Nei campi di sterminio non c’erano solo gli ebrei. Certo niente può essere paragonabile al peso e al senso della persecuzione ebraica, ma perché dimenticare gli altri? Nei campi di sterminio c’erano gli omosessuali, i Sinti, i Rom, i testimoni di Geova e anche i prigionieri politici che non fanno più parte della memoria collettiva.
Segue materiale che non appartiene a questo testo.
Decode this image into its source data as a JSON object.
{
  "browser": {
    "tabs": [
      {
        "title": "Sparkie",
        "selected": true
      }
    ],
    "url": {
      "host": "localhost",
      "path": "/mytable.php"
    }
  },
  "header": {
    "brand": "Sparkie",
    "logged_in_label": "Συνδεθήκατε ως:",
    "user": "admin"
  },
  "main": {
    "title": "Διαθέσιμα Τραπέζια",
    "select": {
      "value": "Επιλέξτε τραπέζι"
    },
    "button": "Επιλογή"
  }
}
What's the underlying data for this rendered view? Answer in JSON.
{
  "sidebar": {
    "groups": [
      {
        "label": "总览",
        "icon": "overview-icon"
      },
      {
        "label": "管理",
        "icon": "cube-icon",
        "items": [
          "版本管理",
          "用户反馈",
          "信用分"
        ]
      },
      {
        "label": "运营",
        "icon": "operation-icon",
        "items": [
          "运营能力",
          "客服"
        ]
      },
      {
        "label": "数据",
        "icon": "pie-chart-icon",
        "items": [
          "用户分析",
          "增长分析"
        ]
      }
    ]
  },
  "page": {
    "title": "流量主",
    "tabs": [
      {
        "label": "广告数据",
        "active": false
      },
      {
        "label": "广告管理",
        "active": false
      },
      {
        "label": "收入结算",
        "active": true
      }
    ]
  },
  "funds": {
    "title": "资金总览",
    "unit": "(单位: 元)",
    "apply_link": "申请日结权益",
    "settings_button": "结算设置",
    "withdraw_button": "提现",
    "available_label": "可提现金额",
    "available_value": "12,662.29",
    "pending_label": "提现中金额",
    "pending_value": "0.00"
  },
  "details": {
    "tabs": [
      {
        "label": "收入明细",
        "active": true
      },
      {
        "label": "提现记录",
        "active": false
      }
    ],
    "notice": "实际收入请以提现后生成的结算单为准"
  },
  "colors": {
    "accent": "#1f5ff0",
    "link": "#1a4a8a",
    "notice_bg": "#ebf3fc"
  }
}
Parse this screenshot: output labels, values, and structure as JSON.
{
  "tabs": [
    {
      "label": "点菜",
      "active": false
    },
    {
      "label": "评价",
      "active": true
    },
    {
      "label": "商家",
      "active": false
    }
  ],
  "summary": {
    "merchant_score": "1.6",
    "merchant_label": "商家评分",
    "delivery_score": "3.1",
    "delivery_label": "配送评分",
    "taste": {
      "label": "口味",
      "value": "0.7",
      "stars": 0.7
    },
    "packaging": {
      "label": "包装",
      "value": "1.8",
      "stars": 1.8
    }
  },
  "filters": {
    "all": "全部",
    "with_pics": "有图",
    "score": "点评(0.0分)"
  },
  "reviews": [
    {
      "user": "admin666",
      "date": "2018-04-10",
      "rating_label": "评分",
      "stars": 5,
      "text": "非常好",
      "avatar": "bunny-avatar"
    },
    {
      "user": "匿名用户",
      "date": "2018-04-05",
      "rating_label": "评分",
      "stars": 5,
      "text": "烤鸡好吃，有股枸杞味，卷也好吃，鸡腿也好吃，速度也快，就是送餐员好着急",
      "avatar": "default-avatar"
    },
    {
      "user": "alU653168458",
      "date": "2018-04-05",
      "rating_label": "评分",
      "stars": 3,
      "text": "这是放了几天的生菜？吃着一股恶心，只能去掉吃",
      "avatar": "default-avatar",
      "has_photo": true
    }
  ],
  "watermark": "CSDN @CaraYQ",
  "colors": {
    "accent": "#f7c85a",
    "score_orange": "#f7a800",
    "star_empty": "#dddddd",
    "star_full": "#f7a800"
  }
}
I gay portavano sulla divisa un triangolino di tessuto rosa e le lesbiche un triangolino nero; erano 50.000, senza contare le vittime omosessuali del programma tedesco “notte e nebbia” che faceva sparire gli indesiderabili senza lasciare tracce.
Nel nostro Paese nessuno ricorda questa persecuzione nelle rituali ricorrenze, non se ne parla nelle scuole, né sui giornali (escluso il nostro), né meno che mai in televisione, come non si ricordano i bimbi sinti o rom finiti nelle camere a gas. I Rom e i Sinti portavano il triangolino marrone e furono uccisi in 500.000 con il lavoro forzato e le camere a gas. “Porajmos” nella loro lingua è il termine usato per dire lo sterminio della loro gente.
E poi c’erano i politici: dei 40.000 deportati italiani, più di 23.000 erano politici (22.204 uomini e 1.514 donne) Ne furono uccisi 10.129. A questi uomini e a queste donne noi dobbiamo se la più formidabile Resistenza in Europa è stata quella italiana: solo in Italia per esempio fu possibile organizzare due scioperi generali durante l’occupazione – nel ’43 e nel ’44 – contro la guerra e per il blocco dei rifornimenti tedeschi, coinvolgendo 500.000 lavoratori, solo nel nostro paese alcune città – come Napoli, Genova e Milano – furono liberate dalla Resistenza e non dagli Americani. A loro dobbiamo un clima che consentì dopo la Liberazione di scrivere una delle più belle Costituzioni del mondo.
A questi uomini e a queste donne, con il triangolino rosso e la scritta IT sulla divisa a righe, e ai nostri 180.000 partigiani dobbiamo il nostro onore ritrovato.